Early bitcoin adopters were anonymous because there were no huge digital traces and advanced tools to deanonimize them. Currently, everything that happens on the blockchain is public and can be analyzed. We consider this to be one of the principal barriers to further mass adoption of blockchain because people and companies don’t want to be transparent to the world.
From another side, pretty private solutions attract bad actors, because they can hide their illegal activity. In this article, we will try to find a tradeoff between privacy and transparency to cover some UX for legal business and make the protocol unattractive for bad actors.
Let’s consider the following trilemma of privacy:
no bad actors
no data leaks
It’s impossible to achieve all three points at the same time. For example, if we want to have no bad actors, we need to have some kind of censorship or data leak. If we want to have no data leaks, we need to have some kind of censorship or come to terms with the existence of bad actors in the network. If we want to have no censorship, we need to have some data leaks or bad actors.

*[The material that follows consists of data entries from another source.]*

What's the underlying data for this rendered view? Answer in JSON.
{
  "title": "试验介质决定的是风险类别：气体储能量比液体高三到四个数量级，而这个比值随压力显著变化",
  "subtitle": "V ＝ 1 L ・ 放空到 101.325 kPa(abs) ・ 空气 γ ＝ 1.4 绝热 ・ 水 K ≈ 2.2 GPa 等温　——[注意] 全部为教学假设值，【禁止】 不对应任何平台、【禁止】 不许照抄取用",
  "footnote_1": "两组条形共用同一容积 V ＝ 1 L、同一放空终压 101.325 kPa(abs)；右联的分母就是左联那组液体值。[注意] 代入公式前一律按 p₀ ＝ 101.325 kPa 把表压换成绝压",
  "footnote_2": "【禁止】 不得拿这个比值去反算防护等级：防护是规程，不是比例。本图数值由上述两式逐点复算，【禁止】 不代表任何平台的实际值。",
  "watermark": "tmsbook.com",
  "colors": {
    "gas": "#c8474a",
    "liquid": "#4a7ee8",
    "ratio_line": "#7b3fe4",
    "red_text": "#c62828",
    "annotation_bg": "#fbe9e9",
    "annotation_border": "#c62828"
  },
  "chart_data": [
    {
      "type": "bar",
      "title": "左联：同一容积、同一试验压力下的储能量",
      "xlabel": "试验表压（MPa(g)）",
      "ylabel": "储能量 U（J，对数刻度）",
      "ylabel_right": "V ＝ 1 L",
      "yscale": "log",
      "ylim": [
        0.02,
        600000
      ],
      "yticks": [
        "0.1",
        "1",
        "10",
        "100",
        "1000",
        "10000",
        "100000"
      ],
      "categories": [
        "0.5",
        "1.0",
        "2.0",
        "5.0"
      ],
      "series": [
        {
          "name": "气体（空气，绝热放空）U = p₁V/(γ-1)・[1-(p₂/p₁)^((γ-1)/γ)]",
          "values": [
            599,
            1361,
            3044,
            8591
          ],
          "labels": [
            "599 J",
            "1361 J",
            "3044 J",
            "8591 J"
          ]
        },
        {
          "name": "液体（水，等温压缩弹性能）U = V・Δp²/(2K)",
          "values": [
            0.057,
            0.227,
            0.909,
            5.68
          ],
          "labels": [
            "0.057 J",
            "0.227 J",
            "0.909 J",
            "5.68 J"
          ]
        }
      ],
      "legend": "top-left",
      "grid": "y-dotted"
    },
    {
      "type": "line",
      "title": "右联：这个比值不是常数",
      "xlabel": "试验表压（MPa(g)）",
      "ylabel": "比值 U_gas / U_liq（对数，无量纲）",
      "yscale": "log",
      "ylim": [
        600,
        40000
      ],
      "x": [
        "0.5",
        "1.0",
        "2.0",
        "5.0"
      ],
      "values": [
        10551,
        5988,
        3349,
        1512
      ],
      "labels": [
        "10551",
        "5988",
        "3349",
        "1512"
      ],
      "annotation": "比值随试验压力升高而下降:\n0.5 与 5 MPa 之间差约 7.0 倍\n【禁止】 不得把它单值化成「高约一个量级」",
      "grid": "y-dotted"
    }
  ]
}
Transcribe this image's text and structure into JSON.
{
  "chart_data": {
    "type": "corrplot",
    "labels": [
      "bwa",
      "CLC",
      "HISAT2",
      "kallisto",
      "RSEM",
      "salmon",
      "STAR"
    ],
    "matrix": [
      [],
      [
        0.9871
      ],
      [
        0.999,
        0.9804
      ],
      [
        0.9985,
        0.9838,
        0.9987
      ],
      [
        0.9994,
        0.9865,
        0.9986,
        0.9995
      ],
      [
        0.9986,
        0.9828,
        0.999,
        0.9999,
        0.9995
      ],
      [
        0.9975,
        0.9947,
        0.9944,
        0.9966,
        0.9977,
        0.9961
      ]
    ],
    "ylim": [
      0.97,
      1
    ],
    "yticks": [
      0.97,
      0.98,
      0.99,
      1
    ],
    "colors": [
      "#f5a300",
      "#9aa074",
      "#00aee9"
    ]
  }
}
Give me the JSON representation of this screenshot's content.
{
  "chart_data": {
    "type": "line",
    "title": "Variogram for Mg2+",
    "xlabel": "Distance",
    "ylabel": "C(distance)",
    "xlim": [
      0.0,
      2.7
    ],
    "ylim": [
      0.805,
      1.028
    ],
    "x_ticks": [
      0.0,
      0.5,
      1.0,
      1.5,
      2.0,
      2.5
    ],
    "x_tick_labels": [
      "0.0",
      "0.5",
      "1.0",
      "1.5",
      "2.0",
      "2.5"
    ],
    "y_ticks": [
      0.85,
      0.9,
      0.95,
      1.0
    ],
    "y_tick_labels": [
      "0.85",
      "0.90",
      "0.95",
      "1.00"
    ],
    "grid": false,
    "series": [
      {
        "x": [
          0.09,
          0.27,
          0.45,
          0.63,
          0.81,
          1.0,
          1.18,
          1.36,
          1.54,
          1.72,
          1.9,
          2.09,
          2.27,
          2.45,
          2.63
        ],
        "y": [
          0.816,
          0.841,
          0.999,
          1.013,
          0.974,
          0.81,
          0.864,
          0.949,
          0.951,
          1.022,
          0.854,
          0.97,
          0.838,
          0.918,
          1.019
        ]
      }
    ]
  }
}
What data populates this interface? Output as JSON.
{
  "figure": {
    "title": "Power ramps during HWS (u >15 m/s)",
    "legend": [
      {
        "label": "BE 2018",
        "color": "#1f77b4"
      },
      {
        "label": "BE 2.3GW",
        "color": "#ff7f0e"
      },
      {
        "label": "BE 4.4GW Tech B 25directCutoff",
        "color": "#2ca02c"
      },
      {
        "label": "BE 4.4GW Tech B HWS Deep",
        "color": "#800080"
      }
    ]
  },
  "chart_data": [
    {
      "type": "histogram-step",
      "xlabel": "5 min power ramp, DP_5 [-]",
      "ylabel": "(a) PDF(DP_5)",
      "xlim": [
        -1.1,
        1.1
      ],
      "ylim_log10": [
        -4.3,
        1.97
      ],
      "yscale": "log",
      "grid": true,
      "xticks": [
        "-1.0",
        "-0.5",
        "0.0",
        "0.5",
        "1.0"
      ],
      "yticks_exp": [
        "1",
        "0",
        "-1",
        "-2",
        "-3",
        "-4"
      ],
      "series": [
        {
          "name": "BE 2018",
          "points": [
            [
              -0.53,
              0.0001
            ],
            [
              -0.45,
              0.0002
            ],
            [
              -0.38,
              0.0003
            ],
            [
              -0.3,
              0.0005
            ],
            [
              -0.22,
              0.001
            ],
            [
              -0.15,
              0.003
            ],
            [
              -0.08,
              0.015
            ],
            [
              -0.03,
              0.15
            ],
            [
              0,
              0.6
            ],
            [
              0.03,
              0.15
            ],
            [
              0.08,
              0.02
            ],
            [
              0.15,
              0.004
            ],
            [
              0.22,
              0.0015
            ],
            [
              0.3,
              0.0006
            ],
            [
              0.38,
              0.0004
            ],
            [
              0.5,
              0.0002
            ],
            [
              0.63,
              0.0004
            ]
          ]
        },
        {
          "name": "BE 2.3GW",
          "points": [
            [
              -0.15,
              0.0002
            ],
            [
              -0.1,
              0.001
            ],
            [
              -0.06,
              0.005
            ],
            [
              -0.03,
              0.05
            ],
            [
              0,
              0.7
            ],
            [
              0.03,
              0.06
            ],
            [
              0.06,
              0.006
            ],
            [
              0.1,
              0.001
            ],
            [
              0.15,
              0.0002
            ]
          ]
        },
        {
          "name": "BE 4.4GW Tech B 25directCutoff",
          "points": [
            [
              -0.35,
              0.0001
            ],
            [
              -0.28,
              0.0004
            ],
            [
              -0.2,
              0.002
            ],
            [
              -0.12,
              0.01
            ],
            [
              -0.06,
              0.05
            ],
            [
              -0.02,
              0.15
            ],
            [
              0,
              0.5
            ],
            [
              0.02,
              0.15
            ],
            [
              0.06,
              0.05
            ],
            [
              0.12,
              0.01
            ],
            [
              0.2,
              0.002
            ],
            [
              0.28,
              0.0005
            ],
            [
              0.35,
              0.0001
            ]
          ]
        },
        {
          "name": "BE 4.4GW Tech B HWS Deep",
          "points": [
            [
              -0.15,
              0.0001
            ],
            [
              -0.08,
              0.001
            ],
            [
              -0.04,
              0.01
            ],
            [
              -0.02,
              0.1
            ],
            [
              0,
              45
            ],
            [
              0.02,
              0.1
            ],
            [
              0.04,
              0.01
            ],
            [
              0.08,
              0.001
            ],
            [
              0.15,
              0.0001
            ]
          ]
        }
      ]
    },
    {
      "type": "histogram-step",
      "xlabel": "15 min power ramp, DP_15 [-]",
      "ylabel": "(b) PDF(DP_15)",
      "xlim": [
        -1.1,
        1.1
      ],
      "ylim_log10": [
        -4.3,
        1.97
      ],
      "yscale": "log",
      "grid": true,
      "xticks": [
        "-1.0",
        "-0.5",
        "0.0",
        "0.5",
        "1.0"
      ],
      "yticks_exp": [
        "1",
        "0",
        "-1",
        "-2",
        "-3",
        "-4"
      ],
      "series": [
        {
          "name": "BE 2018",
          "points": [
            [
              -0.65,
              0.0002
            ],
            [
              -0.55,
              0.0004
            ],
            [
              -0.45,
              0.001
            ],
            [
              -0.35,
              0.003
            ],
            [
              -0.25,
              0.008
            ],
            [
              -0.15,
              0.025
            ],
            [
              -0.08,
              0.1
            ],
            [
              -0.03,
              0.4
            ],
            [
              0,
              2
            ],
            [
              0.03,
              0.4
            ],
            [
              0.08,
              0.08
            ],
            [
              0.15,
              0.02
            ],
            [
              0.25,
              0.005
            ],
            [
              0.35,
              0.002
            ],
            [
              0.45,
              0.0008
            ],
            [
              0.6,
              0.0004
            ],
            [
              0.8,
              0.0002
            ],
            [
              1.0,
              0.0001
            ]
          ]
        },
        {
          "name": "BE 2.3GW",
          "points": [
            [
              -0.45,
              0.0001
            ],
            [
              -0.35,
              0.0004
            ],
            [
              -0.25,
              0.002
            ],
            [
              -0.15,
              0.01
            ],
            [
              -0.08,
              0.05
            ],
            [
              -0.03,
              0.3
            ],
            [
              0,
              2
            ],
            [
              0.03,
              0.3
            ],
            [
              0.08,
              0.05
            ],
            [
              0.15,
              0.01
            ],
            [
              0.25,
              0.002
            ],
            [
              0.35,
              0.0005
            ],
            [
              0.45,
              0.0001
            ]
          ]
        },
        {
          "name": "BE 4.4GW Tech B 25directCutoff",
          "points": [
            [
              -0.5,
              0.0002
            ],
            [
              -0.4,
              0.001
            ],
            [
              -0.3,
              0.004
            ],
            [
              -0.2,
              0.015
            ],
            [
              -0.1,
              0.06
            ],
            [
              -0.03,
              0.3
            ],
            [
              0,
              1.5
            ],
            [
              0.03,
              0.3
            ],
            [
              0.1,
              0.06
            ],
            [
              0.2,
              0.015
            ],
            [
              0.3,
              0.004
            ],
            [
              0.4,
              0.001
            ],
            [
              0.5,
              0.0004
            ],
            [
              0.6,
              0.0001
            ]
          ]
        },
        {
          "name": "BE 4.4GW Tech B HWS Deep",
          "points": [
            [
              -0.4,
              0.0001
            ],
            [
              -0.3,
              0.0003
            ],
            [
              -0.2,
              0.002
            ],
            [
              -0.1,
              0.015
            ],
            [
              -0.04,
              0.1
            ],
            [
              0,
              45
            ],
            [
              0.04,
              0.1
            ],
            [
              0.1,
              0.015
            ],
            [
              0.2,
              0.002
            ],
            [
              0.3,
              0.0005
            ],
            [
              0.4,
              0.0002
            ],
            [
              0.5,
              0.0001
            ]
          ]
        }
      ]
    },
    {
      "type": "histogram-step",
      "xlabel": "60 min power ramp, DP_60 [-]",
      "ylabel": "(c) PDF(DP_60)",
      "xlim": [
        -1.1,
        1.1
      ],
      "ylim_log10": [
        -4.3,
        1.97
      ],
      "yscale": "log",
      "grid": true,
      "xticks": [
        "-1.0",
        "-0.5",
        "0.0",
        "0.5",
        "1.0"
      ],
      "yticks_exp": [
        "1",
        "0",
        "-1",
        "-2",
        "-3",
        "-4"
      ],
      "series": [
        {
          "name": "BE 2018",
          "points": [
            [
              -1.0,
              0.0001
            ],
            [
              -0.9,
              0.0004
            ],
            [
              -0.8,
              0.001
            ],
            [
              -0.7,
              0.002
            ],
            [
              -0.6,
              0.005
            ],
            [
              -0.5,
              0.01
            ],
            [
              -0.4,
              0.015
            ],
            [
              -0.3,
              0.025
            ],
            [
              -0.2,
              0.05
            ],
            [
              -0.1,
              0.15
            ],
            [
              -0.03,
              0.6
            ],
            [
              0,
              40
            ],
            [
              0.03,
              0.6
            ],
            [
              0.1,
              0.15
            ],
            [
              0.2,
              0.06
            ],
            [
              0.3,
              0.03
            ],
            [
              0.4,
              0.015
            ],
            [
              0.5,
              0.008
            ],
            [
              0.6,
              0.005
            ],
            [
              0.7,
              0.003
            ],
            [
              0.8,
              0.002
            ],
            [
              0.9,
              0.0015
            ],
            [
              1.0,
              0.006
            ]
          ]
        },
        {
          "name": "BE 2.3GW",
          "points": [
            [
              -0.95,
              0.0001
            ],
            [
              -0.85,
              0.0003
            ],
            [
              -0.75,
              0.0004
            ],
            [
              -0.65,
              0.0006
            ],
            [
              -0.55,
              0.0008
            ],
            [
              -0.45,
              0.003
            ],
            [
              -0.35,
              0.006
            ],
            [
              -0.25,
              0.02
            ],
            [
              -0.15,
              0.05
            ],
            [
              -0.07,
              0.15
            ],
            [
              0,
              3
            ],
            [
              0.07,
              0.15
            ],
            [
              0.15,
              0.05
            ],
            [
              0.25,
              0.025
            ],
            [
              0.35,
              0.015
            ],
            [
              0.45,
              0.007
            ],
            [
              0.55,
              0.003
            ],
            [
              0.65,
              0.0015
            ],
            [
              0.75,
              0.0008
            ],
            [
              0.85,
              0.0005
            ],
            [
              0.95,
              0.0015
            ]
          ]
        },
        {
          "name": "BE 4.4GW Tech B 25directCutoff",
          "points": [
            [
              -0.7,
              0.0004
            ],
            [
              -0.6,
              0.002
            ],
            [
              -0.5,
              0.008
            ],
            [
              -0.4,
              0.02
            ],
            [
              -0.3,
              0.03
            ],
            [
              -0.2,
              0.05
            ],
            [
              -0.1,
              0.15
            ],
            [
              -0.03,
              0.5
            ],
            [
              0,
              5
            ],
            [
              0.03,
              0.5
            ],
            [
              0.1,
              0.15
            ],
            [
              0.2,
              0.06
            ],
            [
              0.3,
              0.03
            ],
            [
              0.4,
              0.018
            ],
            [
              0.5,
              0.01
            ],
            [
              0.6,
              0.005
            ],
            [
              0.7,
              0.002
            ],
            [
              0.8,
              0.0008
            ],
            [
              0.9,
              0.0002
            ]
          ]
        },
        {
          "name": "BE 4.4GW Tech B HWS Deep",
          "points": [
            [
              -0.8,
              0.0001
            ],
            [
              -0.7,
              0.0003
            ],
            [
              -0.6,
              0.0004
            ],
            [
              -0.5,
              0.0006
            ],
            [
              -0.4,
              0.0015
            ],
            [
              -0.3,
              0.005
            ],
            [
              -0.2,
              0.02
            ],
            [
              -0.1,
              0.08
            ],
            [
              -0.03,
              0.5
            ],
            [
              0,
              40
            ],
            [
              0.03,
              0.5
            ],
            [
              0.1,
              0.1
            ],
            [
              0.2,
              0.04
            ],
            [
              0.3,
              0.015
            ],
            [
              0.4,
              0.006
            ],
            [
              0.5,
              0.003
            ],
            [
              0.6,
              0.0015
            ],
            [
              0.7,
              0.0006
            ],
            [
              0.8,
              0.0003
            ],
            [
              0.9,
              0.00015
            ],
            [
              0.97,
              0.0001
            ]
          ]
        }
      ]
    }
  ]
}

Another approach in BINSS2023, but it looks like allowing mixing between different groups of bad actors together (which potentially could be interesting to them because the regulation is different in different regions) and do not solve the case of in-pool transactions.
What do the bad actors need from the privacy products? Laundering their money. They need to mix their dirty money with the clean money of honest users.
What do the honest users need for the privacy products? Many things, but the most important is to hide their balances and transactions from the public. In most legal cases, participants of the deal are known to each other, so they don’t need to hide their transaction from the other party of the deal.
Here we will try to invent an anti-mixer, a tool that will allow us to hide balances and transaction graph from the public, but will not allow bad actors to launder their money.
We will not cover some of the legal cases like anonymous donates and airdrops (we think, for these cases, other specialized protocols could be implemented). Also, this solution is not so efficient for legal cases of mixing (for example, if we want to swap something on Uniswap without showing our identity).
We need to add trackability of dirty funds, keeping other properties of the protocol.
The idea described below could be implemented technically more efficiently, but here we will try to describe the idea in the simplest way.
We propose replacing the scalar balances in the UTXO model with NFT balances, where each NFT is a coin with a unique ID and fixed cost. The other properties of the protocol are the same as in the UTXO or hybrid UTXO+account model, like in ZCash or ZeroPool: we have UTXOs with balances in the Merkle tree, and spend it privately with zkSNARKs and publish the nullifiers, proof equality of inputs and outputs, but we have NFT balances instead of scalar balances.
New NFT coins could be minted with deposits and liquidated with withdrawals.
The protocol has the following properties:
if somebody steals coins or steals ETH, swapped to coins, the coins will be publically marked as dirty and no honest actors will interact with them
balances, addresses, and coin IDs inside the wallets and transaction graph are hidden from the public
We assume parties of the transaction as known to each other, so, knowing the list of coin IDs of the sender will not deanonimize him more for the receiver
if the user wants to deposit or withdraw some coins, the user will buy or sell them on the exchange, so, only the seller or buyer will know the user’s identity
anybody can mint and liquidate new coins, but it is not applicable for mixing because the coin IDs are public on deposits and withdrawals. I think the logic is the same as DAI trading: if you want some DAI you go to Uniswap and buy it, if you want to sell DAI you go to Uniswap and sell it. Other people mint and liquidate it for other purposes.
potentially some big stores can track the coin IDs and make some assumptions based on it when the coin returns back from another user. However, the big stores can do the same with physical cash because each banknote has a unique ID.
Here we want to get community feedback on the idea. We think it could be a good tradeoff between privacy and transparency for some cases, like private payments. We also think it could be a good tradeoff for the mass adoption of blockchain because it will allow us to hide balances and transaction graph from the public, but will not allow bad actors to launder their money.